OTTAWA — Taking any public health measures to ban or control bisphenol A — as Canada recently did — is premature since evidence of its alleged health risks is not strong enough, the World Health Organization said Tuesday.
An international panel of 30 experts including Canadians reviewed the latest studies on the impact of the chemical, also known as BPA, which is frequently used in food containers and packages.
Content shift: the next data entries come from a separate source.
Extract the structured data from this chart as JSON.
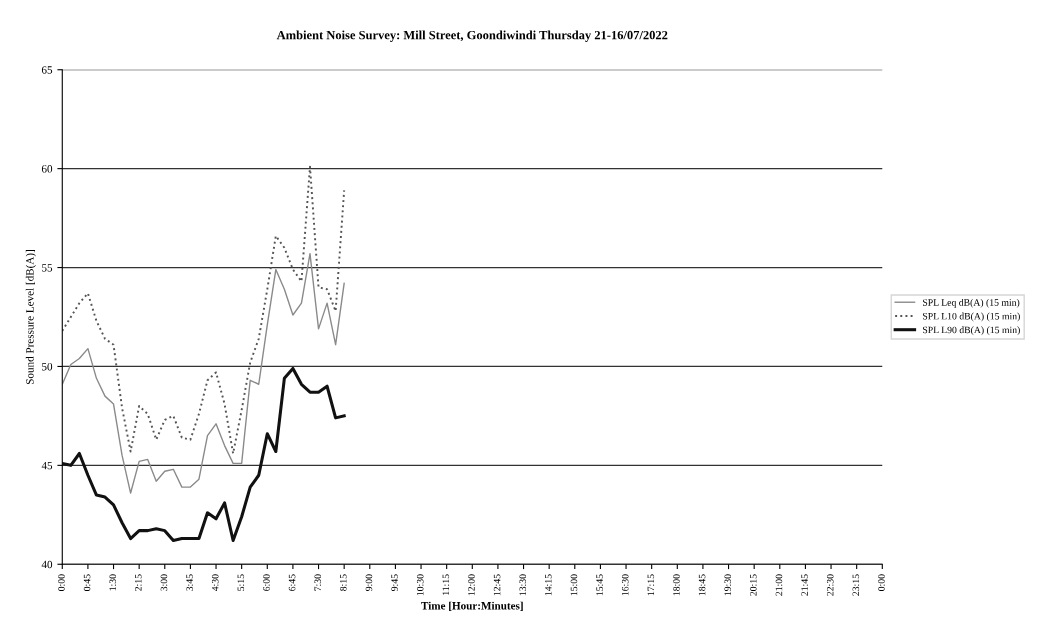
{
  "chart_data": {
    "type": "line",
    "title": "Ambient Noise Survey: Mill Street, Goondiwindi Thursday 21-16/07/2022",
    "xlabel": "Time [Hour:Minutes]",
    "ylabel": "Sound Pressure Level [dB(A)]",
    "x": [
      0,
      0.25,
      0.5,
      0.75,
      1,
      1.25,
      1.5,
      1.75,
      2,
      2.25,
      2.5,
      2.75,
      3,
      3.25,
      3.5,
      3.75,
      4,
      4.25,
      4.5,
      4.75,
      5,
      5.25,
      5.5,
      5.75,
      6,
      6.25,
      6.5,
      6.75,
      7,
      7.25,
      7.5,
      7.75,
      8,
      8.25
    ],
    "series": [
      {
        "name": "SPL Leq dB(A) (15 min)",
        "color": "#8a8a8a",
        "line_style": "solid",
        "values": [
          49.1,
          50.1,
          50.4,
          50.9,
          49.4,
          48.5,
          48.1,
          45.5,
          43.6,
          45.2,
          45.3,
          44.2,
          44.7,
          44.8,
          43.9,
          43.9,
          44.3,
          46.5,
          47.1,
          46.0,
          45.1,
          45.1,
          49.3,
          49.1,
          52.1,
          54.9,
          53.9,
          52.6,
          53.2,
          55.7,
          51.9,
          53.2,
          51.1,
          54.2
        ]
      },
      {
        "name": "SPL L10 dB(A) (15 min)",
        "color": "#555555",
        "line_style": "dotted",
        "values": [
          51.8,
          52.5,
          53.2,
          53.7,
          52.3,
          51.4,
          51.1,
          47.9,
          45.7,
          48.0,
          47.6,
          46.3,
          47.3,
          47.5,
          46.4,
          46.3,
          47.6,
          49.3,
          49.7,
          48.1,
          45.6,
          47.8,
          50.2,
          51.4,
          53.9,
          56.6,
          56.0,
          54.9,
          54.3,
          60.1,
          54.0,
          53.9,
          52.8,
          58.9
        ]
      },
      {
        "name": "SPL L90 dB(A) (15 min)",
        "color": "#111111",
        "line_style": "solid",
        "values": [
          45.1,
          45.0,
          45.6,
          44.5,
          43.5,
          43.4,
          43.0,
          42.1,
          41.3,
          41.7,
          41.7,
          41.8,
          41.7,
          41.2,
          41.3,
          41.3,
          41.3,
          42.6,
          42.3,
          43.1,
          41.2,
          42.4,
          43.9,
          44.5,
          46.6,
          45.7,
          49.4,
          49.9,
          49.1,
          48.7,
          48.7,
          49.0,
          47.4,
          47.5
        ]
      }
    ],
    "xlim": [
      0,
      24
    ],
    "xticks": [
      {
        "value": 0,
        "label": "0:00"
      },
      {
        "value": 0.75,
        "label": "0:45"
      },
      {
        "value": 1.5,
        "label": "1:30"
      },
      {
        "value": 2.25,
        "label": "2:15"
      },
      {
        "value": 3,
        "label": "3:00"
      },
      {
        "value": 3.75,
        "label": "3:45"
      },
      {
        "value": 4.5,
        "label": "4:30"
      },
      {
        "value": 5.25,
        "label": "5:15"
      },
      {
        "value": 6,
        "label": "6:00"
      },
      {
        "value": 6.75,
        "label": "6:45"
      },
      {
        "value": 7.5,
        "label": "7:30"
      },
      {
        "value": 8.25,
        "label": "8:15"
      },
      {
        "value": 9,
        "label": "9:00"
      },
      {
        "value": 9.75,
        "label": "9:45"
      },
      {
        "value": 10.5,
        "label": "10:30"
      },
      {
        "value": 11.25,
        "label": "11:15"
      },
      {
        "value": 12,
        "label": "12:00"
      },
      {
        "value": 12.75,
        "label": "12:45"
      },
      {
        "value": 13.5,
        "label": "13:30"
      },
      {
        "value": 14.25,
        "label": "14:15"
      },
      {
        "value": 15,
        "label": "15:00"
      },
      {
        "value": 15.75,
        "label": "15:45"
      },
      {
        "value": 16.5,
        "label": "16:30"
      },
      {
        "value": 17.25,
        "label": "17:15"
      },
      {
        "value": 18,
        "label": "18:00"
      },
      {
        "value": 18.75,
        "label": "18:45"
      },
      {
        "value": 19.5,
        "label": "19:30"
      },
      {
        "value": 20.25,
        "label": "20:15"
      },
      {
        "value": 21,
        "label": "21:00"
      },
      {
        "value": 21.75,
        "label": "21:45"
      },
      {
        "value": 22.5,
        "label": "22:30"
      },
      {
        "value": 23.25,
        "label": "23:15"
      },
      {
        "value": 24,
        "label": "0:00"
      }
    ],
    "ylim": [
      40,
      65
    ],
    "yticks": [
      40,
      45,
      50,
      55,
      60,
      65
    ],
    "grid": "y",
    "legend": "right",
    "marker": "none"
  }
}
The experts found that BPA, which has been linked to serious health problems, is mostly eliminated through urine and doesn’t accumulate in the body.
Circulating levels of BPA in the human body were found to be very low, “indicating that BPA is not accumulated in the body and is rapidly eliminated through urine,” WHO said in a statement.
Recent experiments have made a connection between low levels of BPA in the body and such adverse health effects as prostate and breast cancer.
“It is difficult to interpret the relevance of these studies in the light of current knowledge of this compound,” the statement read. “Until these associations can be confirmed, initiation of public health measures would be premature.”
Canada added BPA to the national list of toxic substances in October, about two years after becoming the first country in the world to ban BPA in baby bottles. The ban came after concluding that the estrogen-mimicking substance could eventually lead to health problems.
The industrial chemical is used primarily in producing polycarbonate plastic and epoxy resins for food containers, water bottles and protective linings for canned food and beverages.
Environmental Defence, a non-profit environmental organization, had spent five years leading the lobby campaign for the toxic designation. And they say Canada should continue on its path to rid all products of BPA, despite the report from WHO.
“We already knew that BPA passes through the body,” the organization’s executive director Rick Smith said. “But the fact that studies still show it present in nine out of 10 people means that it is getting in just as fast, and doing damage while it is there. We therefore must remove BPA from ubiquitous items such as tin can linings so that we are not marinating in the stuff.”
The panel of experts also confirmed a widely held belief that food is “by far” the main source of BPA. The chemical leaches into food from its plastic or metal packaging, the statement said.
Other less important sources of BPA are house dust, soil or toys, dental treatments and thermal papers, such as cash register receipts, the report said.
Several countries have followed Canada’s lead since Ottawa announced the ban on baby bottles containing BPA; bills addressing the chemical having been introduced in U.S. Congress, Belgium and the United Kingdom, Smith said.
The meeting of international experts was organized by WHO jointly with the Food and Agriculture Organization of the United Nations, with the support of the European Food Safety Authority, Health Canada, the U.S. National Institute of Environmental Health Sciences and the U.S. Food and Drug Administration.